To achieve this, he had to change his physical environment, which included distancing himself from his family. Farrow found friends who offered support and care. These friends became like family, which led him to redefine what family is. He also has a renewed relationship with his adoptive father that he still maintains.


This change provided him with examples of love, compassion, and what it means to trust; thereby giving him a new perspective where he has been able to find emotional security and safety. He shared that it is still a constant exercise and effort to be aware of his past and of the activation points that set him off as a reaction against the imprinted traumas of his childhood.



Furthermore, he found a way to survive by discovering a sense of purpose and giving back to the greater good so as not to give in to the personal suffering and weight of his own pain. Still, he shared that he continues to struggle with confidence, but a Ted Talk by Kristen Neff on self-compassion gave him inspiration to continue on his journey toward healing and advocacy.

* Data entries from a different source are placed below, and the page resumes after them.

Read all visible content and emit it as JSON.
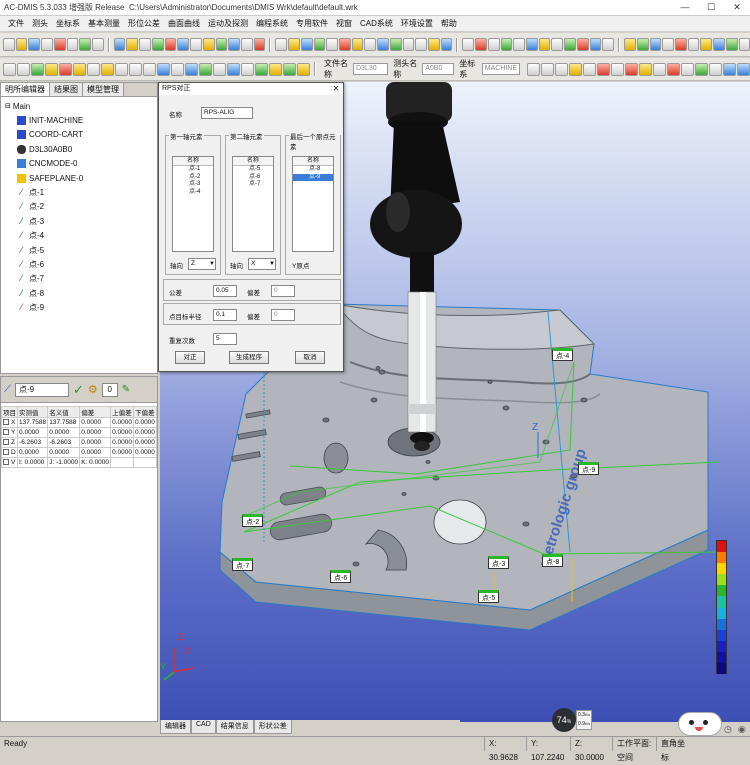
{
  "window": {
    "app_title": "AC-DMIS 5.3.033",
    "edition": "增强版 Release",
    "file_path": "C:\\Users\\Administrator\\Documents\\DMIS Wrk\\default\\default.wrk",
    "minimize_glyph": "—",
    "maximize_glyph": "☐",
    "close_glyph": "✕"
  },
  "menu": [
    "文件",
    "测头",
    "坐标系",
    "基本测量",
    "形位公差",
    "曲面曲线",
    "运动及探测",
    "编程系统",
    "专用软件",
    "视窗",
    "CAD系统",
    "环境设置",
    "帮助"
  ],
  "toolbar2": {
    "file_label": "文件名称",
    "file_value": "D3L30",
    "probe_label": "测头名称",
    "probe_value": "A0B0",
    "csys_label": "坐标系",
    "csys_value": "MACHINE"
  },
  "tree": {
    "tabs": [
      "明所编辑器",
      "结果图",
      "模型管理"
    ],
    "root": "Main",
    "items": [
      {
        "label": "INIT-MACHINE",
        "icon": "program-icon"
      },
      {
        "label": "COORD-CART",
        "icon": "program-icon"
      },
      {
        "label": "D3L30A0B0",
        "icon": "probe-icon"
      },
      {
        "label": "CNCMODE-0",
        "icon": "cnc-icon"
      },
      {
        "label": "SAFEPLANE-0",
        "icon": "plane-icon"
      },
      {
        "label": "点-1",
        "icon": "point-icon"
      },
      {
        "label": "点-2",
        "icon": "point-icon"
      },
      {
        "label": "点-3",
        "icon": "point-icon"
      },
      {
        "label": "点-4",
        "icon": "point-icon"
      },
      {
        "label": "点-5",
        "icon": "point-icon"
      },
      {
        "label": "点-6",
        "icon": "point-icon"
      },
      {
        "label": "点-7",
        "icon": "point-icon"
      },
      {
        "label": "点-8",
        "icon": "point-icon"
      },
      {
        "label": "点-9",
        "icon": "point-red-icon"
      }
    ]
  },
  "feature": {
    "name": "点-9",
    "check": "✓",
    "count": "0",
    "headers": [
      "项目",
      "实测值",
      "名义值",
      "偏差",
      "上偏差",
      "下偏差"
    ],
    "rows": [
      [
        "X",
        "137.7588",
        "137.7588",
        "0.0000",
        "0.0000",
        "0.0000"
      ],
      [
        "Y",
        "0.0000",
        "0.0000",
        "0.0000",
        "0.0000",
        "0.0000"
      ],
      [
        "Z",
        "-6.2603",
        "-6.2603",
        "0.0000",
        "0.0000",
        "0.0000"
      ],
      [
        "D",
        "0.0000",
        "0.0000",
        "0.0000",
        "0.0000",
        "0.0000"
      ],
      [
        "V",
        "I: 0.0000",
        "J: -1.0000",
        "K: 0.0000",
        "",
        ""
      ]
    ]
  },
  "dialog": {
    "title": "RPS对正",
    "name_label": "名称",
    "name_value": "RPS-ALIG",
    "group1": "第一轴元素",
    "group2": "第二轴元素",
    "group3": "最后一个原点元素",
    "list_header": "名称",
    "list1": [
      "点-1",
      "点-2",
      "点-3",
      "点-4"
    ],
    "list2": [
      "点-5",
      "点-6",
      "点-7"
    ],
    "list3": [
      "点-8",
      "点-9"
    ],
    "axis1_label": "轴向",
    "axis1_value": "Z",
    "axis2_label": "轴向",
    "axis2_value": "X",
    "origin_label": "Y原点",
    "tol_label": "公差",
    "tol_value": "0.05",
    "dev_label": "偏差",
    "dev_value": "0",
    "radius_label": "点目标半径",
    "radius_value": "0.1",
    "dev2_label": "偏差",
    "dev2_value": "0",
    "repeat_label": "重复次数",
    "repeat_value": "5",
    "btn_align": "对正",
    "btn_generate": "生成程序",
    "btn_cancel": "取消",
    "close_glyph": "✕"
  },
  "viewport": {
    "point_tags": [
      {
        "label": "点-4",
        "name": "tag-point-4"
      },
      {
        "label": "点-9",
        "name": "tag-point-9"
      },
      {
        "label": "点-2",
        "name": "tag-point-2"
      },
      {
        "label": "点-7",
        "name": "tag-point-7"
      },
      {
        "label": "点-6",
        "name": "tag-point-6"
      },
      {
        "label": "点-3",
        "name": "tag-point-3"
      },
      {
        "label": "点-8",
        "name": "tag-point-8"
      },
      {
        "label": "点-5",
        "name": "tag-point-5"
      }
    ],
    "brand_text": "metrologic group",
    "axis_x": "X",
    "axis_y": "Y",
    "axis_z": "Z",
    "scale_colors": [
      "#e01010",
      "#ff7a00",
      "#ffd400",
      "#9be01a",
      "#2ab82a",
      "#1ec0a0",
      "#18b0e0",
      "#1a70e0",
      "#1a40d8",
      "#1a20c0",
      "#1010a0",
      "#0a0a80"
    ]
  },
  "bottom_tabs": [
    "编辑器",
    "CAD",
    "结果信息",
    "形状公差"
  ],
  "widget": {
    "percent": "74",
    "unit": "%",
    "up": "0.3",
    "down": "0.9",
    "up_unit": "K/s",
    "down_unit": "K/s"
  },
  "status": {
    "ready": "Ready",
    "x": "X: 30.9628",
    "y": "Y: 107.2240",
    "z": "Z: 30.0000",
    "workplane": "工作平面: 空间",
    "angle": "直角坐标"
  }
}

According to Farrow, there needs to be a stronger understanding of what it means to be adopted and about the types of adoptions. In other words: “Is a child abducted and adopted? Or, is a child trafficked and adopted? Is the relinquishment forced and then adopted? More research is needed around adoption origin stories.” He believes there will continue to be more interest, funding, and information available as more adoptees’ stories come out and are talked about.


Farrow left us with this message: “We need to come together and have these platforms to acknowledge amongst ourselves our unique but shared experiences of being adopted. It is important to have these spaces as modern day historians to record our experiences as more children continue to be adopted so that we can continue to move forward and change the trajectory of experiences. No matter where one is on their own journey, whether a positive one or not, all that matters is that we have a historical record. The more that we share our stories, the more accurate a picture we create so that we know how to shift the conversations, adjust the adoption experience, and avoid repeating previous mistakes.”


Everything in his life has culminated into now and what he can uniquely offer. As such, Farrow actively advocates for human rights, suicide prevention, and mental health. He is dedicating his life to raising awareness and representing the voices of those who are no longer with us.